The technology boom of the last two decades has allowed people share thoughts and ideas around the globe. From Facebook to Skype to Instagram and FaceTime, we’re more connected now than ever. But social scientists witnessed another trend as electronics took over our lives; we were more connected electronically, yet we became more disconnected from the outdoors and the natural world. The question, then, became how to draw more people, particularly young people, to nature. My vote: hunting.
Looking back through history, hunting is not just a tradition but a way of life—and a means of survival. From Paleolithic hunters with stone tools until the modern day, hunting has been integral to human existence. But in a world that is growing more and more distant from the wilderness, do we still need to hunt? I believe so. Not strictly for the procurement of healthy, natural food...but also for the future of our wild game. Despite what anti-hunting groups say, hunting protects wildlife and preserves valuable habitat that is quickly being lost to urbanization. If you care about wildlife, you should learn the facts about hunting. Here are four key points about hunting that everyone needs to know.

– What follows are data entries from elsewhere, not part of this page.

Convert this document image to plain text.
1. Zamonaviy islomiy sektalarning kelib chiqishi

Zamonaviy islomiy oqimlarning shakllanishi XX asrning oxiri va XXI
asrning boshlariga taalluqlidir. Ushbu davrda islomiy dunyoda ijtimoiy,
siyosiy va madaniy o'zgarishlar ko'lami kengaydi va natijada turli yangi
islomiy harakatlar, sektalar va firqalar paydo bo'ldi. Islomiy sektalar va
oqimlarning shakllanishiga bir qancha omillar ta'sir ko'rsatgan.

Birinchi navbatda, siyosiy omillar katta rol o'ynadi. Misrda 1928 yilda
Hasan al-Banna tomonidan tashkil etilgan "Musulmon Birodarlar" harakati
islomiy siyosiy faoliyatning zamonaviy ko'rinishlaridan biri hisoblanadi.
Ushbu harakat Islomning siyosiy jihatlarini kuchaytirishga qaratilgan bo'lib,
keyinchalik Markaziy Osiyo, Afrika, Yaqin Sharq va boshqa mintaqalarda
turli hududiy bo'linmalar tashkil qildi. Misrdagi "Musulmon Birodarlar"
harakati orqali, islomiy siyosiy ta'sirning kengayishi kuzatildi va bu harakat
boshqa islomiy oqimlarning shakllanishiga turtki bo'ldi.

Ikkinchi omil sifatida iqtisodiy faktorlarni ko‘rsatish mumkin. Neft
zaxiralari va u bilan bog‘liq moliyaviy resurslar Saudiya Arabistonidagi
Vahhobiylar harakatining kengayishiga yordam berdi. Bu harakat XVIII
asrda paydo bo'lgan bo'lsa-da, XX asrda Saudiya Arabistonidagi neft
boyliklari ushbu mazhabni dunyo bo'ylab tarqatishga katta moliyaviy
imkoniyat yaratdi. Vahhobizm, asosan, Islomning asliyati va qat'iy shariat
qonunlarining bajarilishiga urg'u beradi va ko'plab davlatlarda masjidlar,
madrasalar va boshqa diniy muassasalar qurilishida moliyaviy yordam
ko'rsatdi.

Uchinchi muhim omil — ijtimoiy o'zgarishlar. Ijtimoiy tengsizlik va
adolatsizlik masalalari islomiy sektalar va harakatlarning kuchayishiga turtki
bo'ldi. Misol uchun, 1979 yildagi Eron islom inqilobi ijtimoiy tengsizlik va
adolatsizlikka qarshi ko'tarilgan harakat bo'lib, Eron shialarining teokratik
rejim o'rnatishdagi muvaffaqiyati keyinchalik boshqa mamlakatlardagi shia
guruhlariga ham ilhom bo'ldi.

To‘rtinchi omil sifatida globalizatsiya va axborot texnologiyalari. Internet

1. Regulated Hunting Is Conservation: Unregulated hunting—driven largely by market hunters of the late 1800’s and early 1900’s who killed strictly for profit—wiped out wildlife populations. But that’s very different than regulated hunting, which preserves and protects game. Need proof? Wildfowl populations, nearly depleted at the turn of the 20th century, are at a 59-year high. Whitetail deer numbers hovered around 500,000 in 1900, and today there are an estimated 20 million deer in the United States. There were 30,000 wild turkeys in the U.S. in 1900, and today there are 7 million birds. Hunters and conservation groups like Ducks Unlimited, Whitetails Unlimited, the Rocky Mountain Elk Foundation, the National Wild Turkey Federation and others have helped fund these dramatic population rebounds, and it’s interesting to note that these increases occurred under the North American Model of conservation, with hunting as a fundamental element of conservation efforts.
2. Hunters Pay For Conservation: The Federal Aid in Wildlife Restoration Act, better known as the Pittman-Robertson Act, was enacted in 1937 and placed an excise tax on sporting goods that would generate revenue to help protect wildlife. And who were the primary supporters of this tax? You guessed it, hunters. Hunters who offered to pay a little bit more to ensure that there was a fund dedicated to the preservation of wildlife in the United States. Since 1937, the Pittman-Robertson Act has generated more than 7 billion dollars for conservation, but that’s only a fraction of the money hunters put toward wildlife protection. According to the United States Fish and Wildlife Service, hunters spent 33.7 billion dollars in 2011 alone—money which helped support rural economies and wildlife. Conservation groups have also paid to set aside valuable land for conservation in the United States. Ducks Unlimited has preserved over 13 million acres of habitat that is vital to waterfowl survival, particularly nesting and brooding areas. Can anti-hunting groups begin to show that level of commitment to preserving habitat? No.
3. Regulated Hunting Isn’t The Problem: While protesters were waving their fists in anger over the legal, government-sanctioned black rhino hunt in Namibia two years ago, I was following a very different story that was unfolding in that country: the wholesale slaughter of rhinos for horns to be sold in Asia. There were dozens of incidents of poaching that year, but strangely that didn’t draw the ire that the legal rhino hunt for one 30+-year-old bull garnered. The end result? The rhino that was supposed to be taken on that hunt ended up killing a younger bull (as the authorities and conservation groups feared might happen), and Namibia lost $600,000 that could be used in their fight against poachers.
Yes, wildlife populations face major threats, but most of those are a result of an expanding human population, loss of habitat and illegal hunting. In many areas of the world, unregulated mining of metals (particularly coltan, or columbite-tantalite, a critical part in the manufacturing of electronics like cell phones, tablets and laptops) are a serious threat to habitat and wildlife, resulting in the deaths of far more African animals than sport hunting. But chances are that anti-hunting groups won’t give up their electronics in spite of that fact.
4. Hunting Provides Healthy Protein: Modern industrial agriculture has streamlined meat production, but there are drawbacks. When you buy packaged meat in a store, you don’t know whether or not the animal was treated with hormones or antibiotics, its condition at the time of death or how the meat was handled. As a hunter, I don’t worry about the origin of my food because I harvested it myself. Wild game is an abundant and valuable resource, a fantastic form of lean protein. I know where and how my meat was killed, witnessed it being processed (or, if someone else does it, I get to choose who handles the meat), and moved it directly into my freezer. In addition, hunters help feed struggling families as well through meat donations; hunters for the hungry has donated 2.8 million pounds of high-quality wild game meat to shelters across the country, provided a valuable resource for those in need.